Maximum mercury elongation
Maximum elongation of Mercury, October 20th will be the best time of the year to observe Mercury, especially during sunset.

21st – 22nd

Orionids
The Orionids meteor shower peaks later this month, promising to scatter tens of bright fireballs across the night sky.

28th

Uranus Brightest
Uranus will be well placed for observation, in the constellation Aries. It will be visible for much of the night, reaching its highest point in the sky around midnight local time.

August

2nd

Alpha Capricornids
Its name is due to the proximity with the alpha stars of the constellation of Capricorn.
Alpha-Capricórnidas originate from the dust trail left by comet 196P / NEAT.

9th

Maximum mercury elongation
The orbit of Mercury is closer to the Sun than that of the Earth, which means that it always appears near the Sun and is lost because of the Sun’s brightness most of the time.

11th

Moon and Saturn Conjunction
When night falls on day 11, an almost full Moon will be placed next to a golden stellar object, the ringed planet Saturn.
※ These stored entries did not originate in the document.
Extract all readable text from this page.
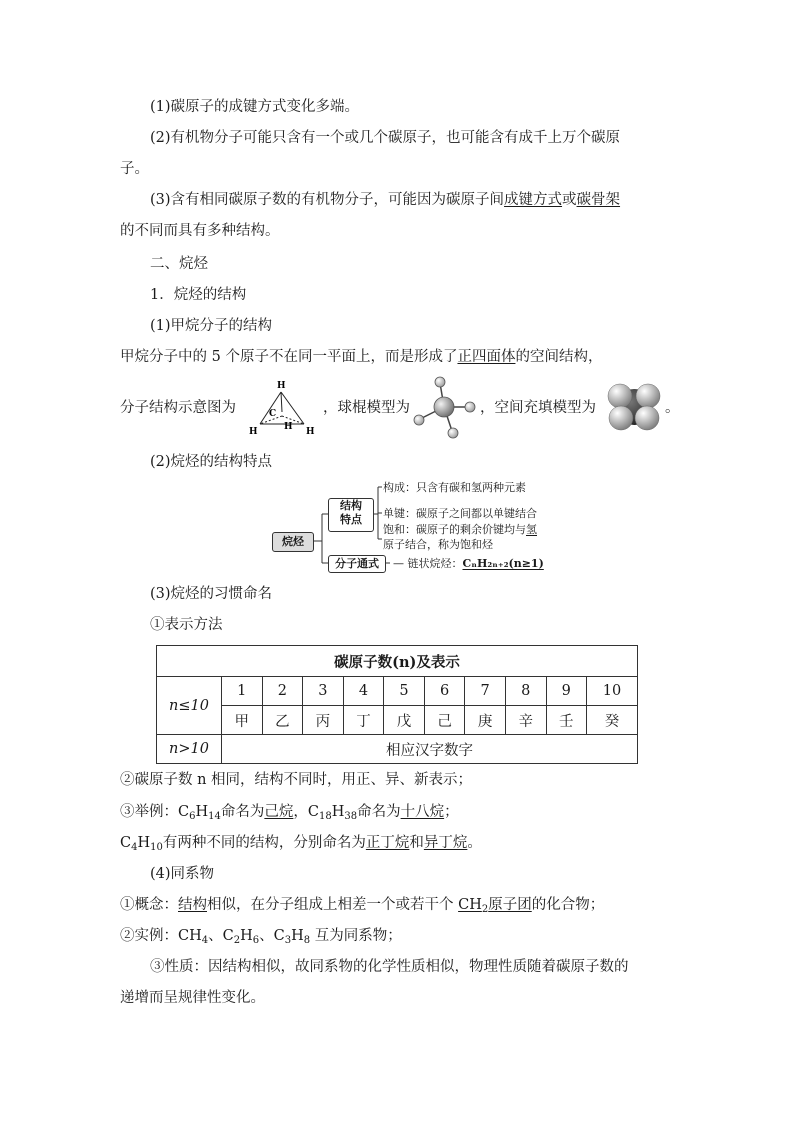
(1)碳原子的成键方式变化多端。
(2)有机物分子可能只含有一个或几个碳原子，也可能含有成千上万个碳原
子。
(3)含有相同碳原子数的有机物分子，可能因为碳原子间成键方式或碳骨架
的不同而具有多种结构。
二、烷烃
1．烷烃的结构
(1)甲烷分子的结构
甲烷分子中的 5 个原子不在同一平面上，而是形成了正四面体的空间结构，
分子结构示意图为
H
C
H	H H
，球棍模型为	，空间充填模型为	。
(2)烷烃的结构特点
烷烃
结构
特点
分子通式
构成：只含有碳和氢两种元素
单键：碳原子之间都以单键结合
饱和：碳原子的剩余价键均与氢
原子结合，称为饱和烃
— 链状烷烃：CₙH₂ₙ₊₂(n≥1)
(3)烷烃的习惯命名
①表示方法
碳原子数(n)及表示										
n≤10	1	2	3	4	5	6	7	8	9	10
	甲	乙	丙	丁	戊	己	庚	辛	壬	癸
n>10	相应汉字数字									
②碳原子数 n 相同，结构不同时，用正、异、新表示；
③举例：$C_6H_{14}$命名为己烷，$C_{18}H_{38}$命名为十八烷；
$C_4H_{10}$有两种不同的结构，分别命名为正丁烷和异丁烷。
(4)同系物
①概念：结构相似，在分子组成上相差一个或若干个 $CH_2$原子团的化合物；
②实例：$CH_4$、$C_2H_6$、$C_3H_8$ 互为同系物；
③性质：因结构相似，故同系物的化学性质相似，物理性质随着碳原子数的
递增而呈规律性变化。
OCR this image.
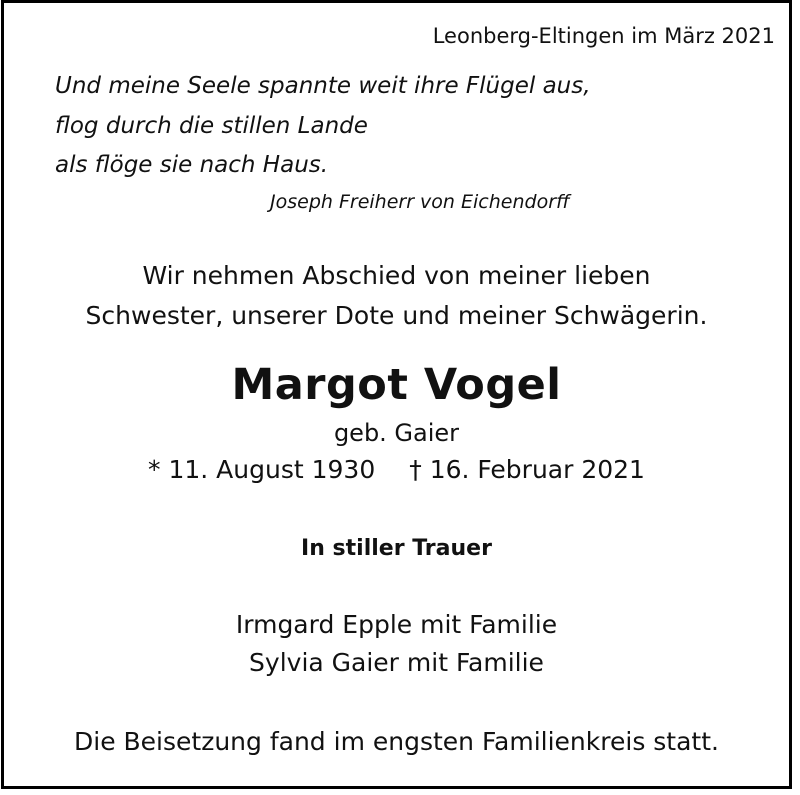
Leonberg-Eltingen im März 2021
Und meine Seele spannte weit ihre Flügel aus,
flog durch die stillen Lande
als flöge sie nach Haus.
Joseph Freiherr von Eichendorff
Wir nehmen Abschied von meiner lieben
Schwester, unserer Dote und meiner Schwägerin.
Margot Vogel
geb. Gaier
* 11. August 1930 † 16. Februar 2021
In stiller Trauer
Irmgard Epple mit Familie
Sylvia Gaier mit Familie
Die Beisetzung fand im engsten Familienkreis statt.
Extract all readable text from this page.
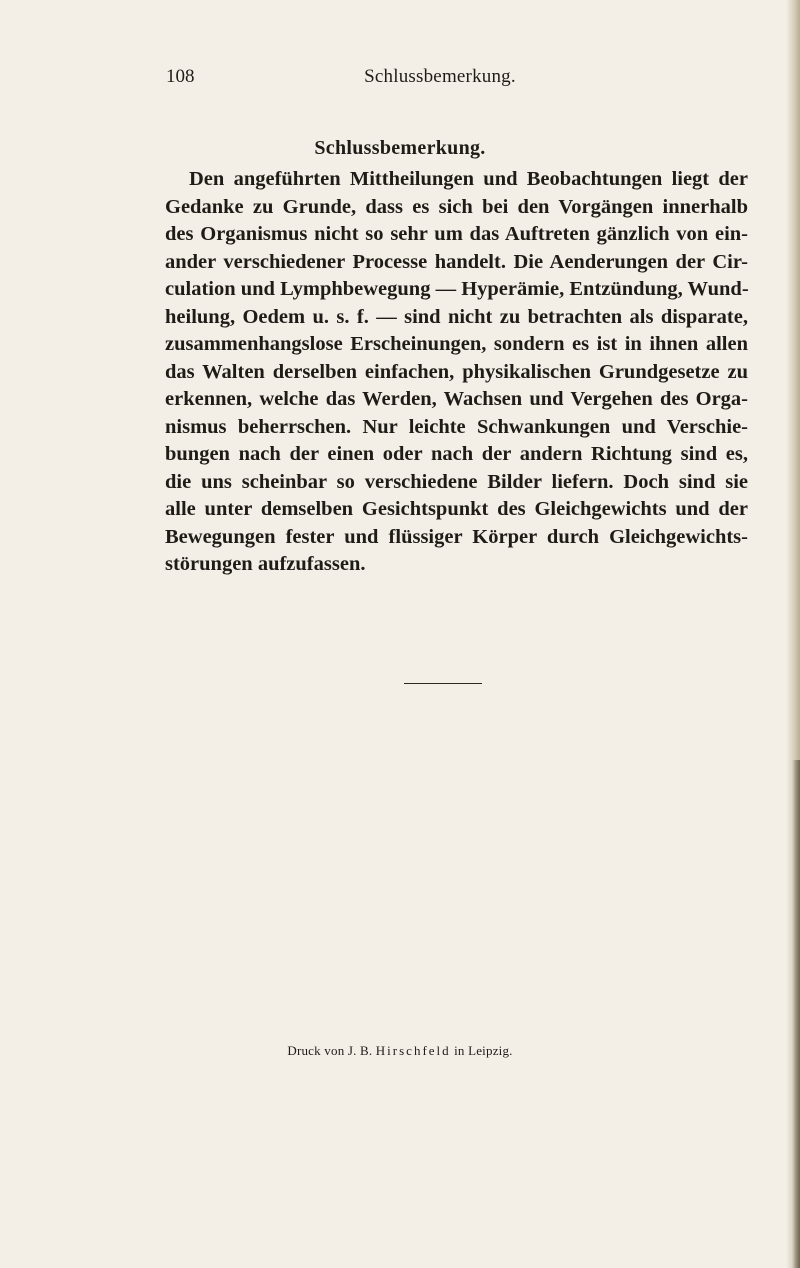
108	Schlussbemerkung.
Schlussbemerkung.
Den angeführten Mittheilungen und Beobachtungen liegt der
Gedanke zu Grunde, dass es sich bei den Vorgängen innerhalb
des Organismus nicht so sehr um das Auftreten gänzlich von ein-
ander verschiedener Processe handelt. Die Aenderungen der Cir-
culation und Lymphbewegung — Hyperämie, Entzündung, Wund-
heilung, Oedem u. s. f. — sind nicht zu betrachten als disparate,
zusammenhangslose Erscheinungen, sondern es ist in ihnen allen
das Walten derselben einfachen, physikalischen Grundgesetze zu
erkennen, welche das Werden, Wachsen und Vergehen des Orga-
nismus beherrschen. Nur leichte Schwankungen und Verschie-
bungen nach der einen oder nach der andern Richtung sind es,
die uns scheinbar so verschiedene Bilder liefern. Doch sind sie
alle unter demselben Gesichtspunkt des Gleichgewichts und der
Bewegungen fester und flüssiger Körper durch Gleichgewichts-
störungen aufzufassen.
Druck von J. B. Hirschfeld in Leipzig.
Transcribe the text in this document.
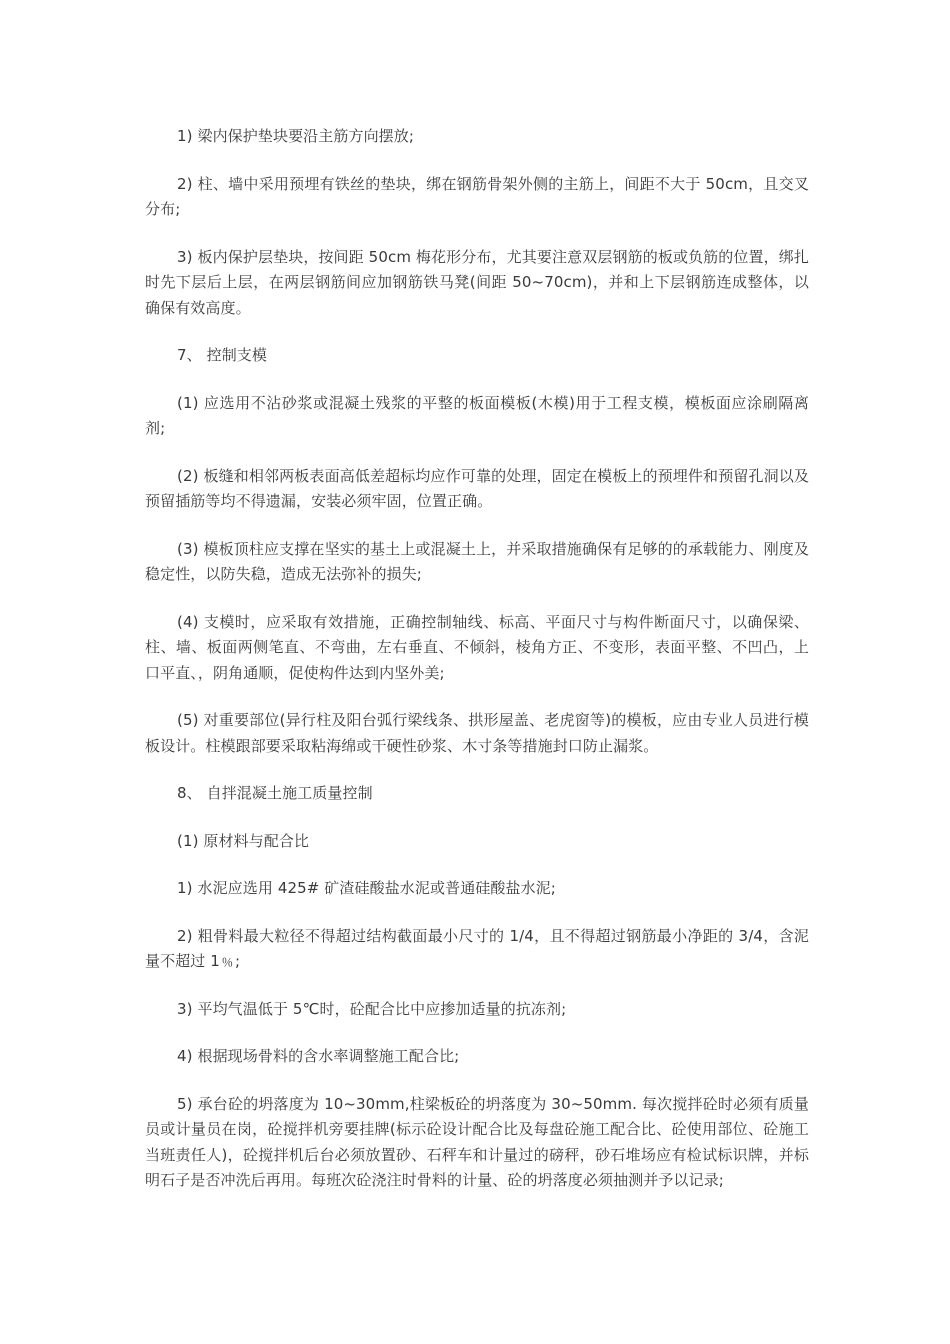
1) 梁内保护垫块要沿主筋方向摆放;

2) 柱、墙中采用预埋有铁丝的垫块，绑在钢筋骨架外侧的主筋上，间距不大于 50cm，且交叉分布;

3) 板内保护层垫块，按间距 50cm 梅花形分布，尤其要注意双层钢筋的板或负筋的位置，绑扎时先下层后上层，在两层钢筋间应加钢筋铁马凳(间距 50~70cm)，并和上下层钢筋连成整体，以确保有效高度。

7、 控制支模

(1) 应选用不沾砂浆或混凝土残浆的平整的板面模板(木模)用于工程支模，模板面应涂刷隔离剂;

(2) 板缝和相邻两板表面高低差超标均应作可靠的处理，固定在模板上的预埋件和预留孔洞以及预留插筋等均不得遗漏，安装必须牢固，位置正确。

(3) 模板顶柱应支撑在坚实的基土上或混凝土上，并采取措施确保有足够的的承载能力、刚度及稳定性，以防失稳，造成无法弥补的损失;

(4) 支模时，应采取有效措施，正确控制轴线、标高、平面尺寸与构件断面尺寸，以确保梁、柱、墙、板面两侧笔直、不弯曲，左右垂直、不倾斜，棱角方正、不变形，表面平整、不凹凸，上口平直、，阴角通顺，促使构件达到内坚外美;

(5) 对重要部位(异行柱及阳台弧行梁线条、拱形屋盖、老虎窗等)的模板，应由专业人员进行模板设计。柱模跟部要采取粘海绵或干硬性砂浆、木寸条等措施封口防止漏浆。

8、 自拌混凝土施工质量控制

(1) 原材料与配合比

1) 水泥应选用 425# 矿渣硅酸盐水泥或普通硅酸盐水泥;

2) 粗骨料最大粒径不得超过结构截面最小尺寸的 1/4，且不得超过钢筋最小净距的 3/4，含泥量不超过 1﹪;

3) 平均气温低于 5℃时，砼配合比中应掺加适量的抗冻剂;

4) 根据现场骨料的含水率调整施工配合比;

5) 承台砼的坍落度为 10~30mm,柱梁板砼的坍落度为 30~50mm. 每次搅拌砼时必须有质量员或计量员在岗，砼搅拌机旁要挂牌(标示砼设计配合比及每盘砼施工配合比、砼使用部位、砼施工当班责任人)，砼搅拌机后台必须放置砂、石秤车和计量过的磅秤，砂石堆场应有检试标识牌，并标明石子是否冲洗后再用。每班次砼浇注时骨料的计量、砼的坍落度必须抽测并予以记录;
The two celestial bodies will form an impressive couple within the Sagittarius constellation.

12th – 13th

Perseids
It is one of the best meteor showers to observe, as it produces up to 60 meteors per hour at its peak. Meteors come from comet Swift-Tuttle.

July
2nd

Total solar eclipse
The total solar eclipse will only be visible in parts of the South Pacific Ocean, central Chile and central Argentina. Partially it will be seen in most of the South Pacific Ocean and western South America.

9th

Saturn in opposition
The ringed planet will be close to the Earth and its face will be completely illuminated by the Sun. It will be brighter than at any other time of the year and will be visible all night.

16th

Partial Lunar Eclipse
During this type of eclipse, a part of the Moon will darken as it moves through the shadow of the Earth. The eclipse will be visible in most of Europe, Africa, Central Asia and the Indian Ocean.

28th – 29th

Delta Acuáridas
It is an average rainfall that can produce up to 20 meteors per hour at its peak. It is produced by debris left by comets Marsden and Kracht.

June

10th

Opposition of Jupiter
This giant planet will have its closest approximation of the Earth on this day, its face will be fully illuminated by the Sun. Take advantage! That is the best time to take good pictures.

18th

Mercury conjunction Mars
Mercury passing a scant 0.2 degrees north of Mars on June 18, to present the closest conjunction of two planets in 2019.

19th

Moon at 1º of Satun
The distance between them will be less than 1º, so they can be seen through the telescope at the same time.

21st

Summer Solstice
the summer solstice is when the Sun reaches its highest position in the sky and is the day with the longest period of daylight.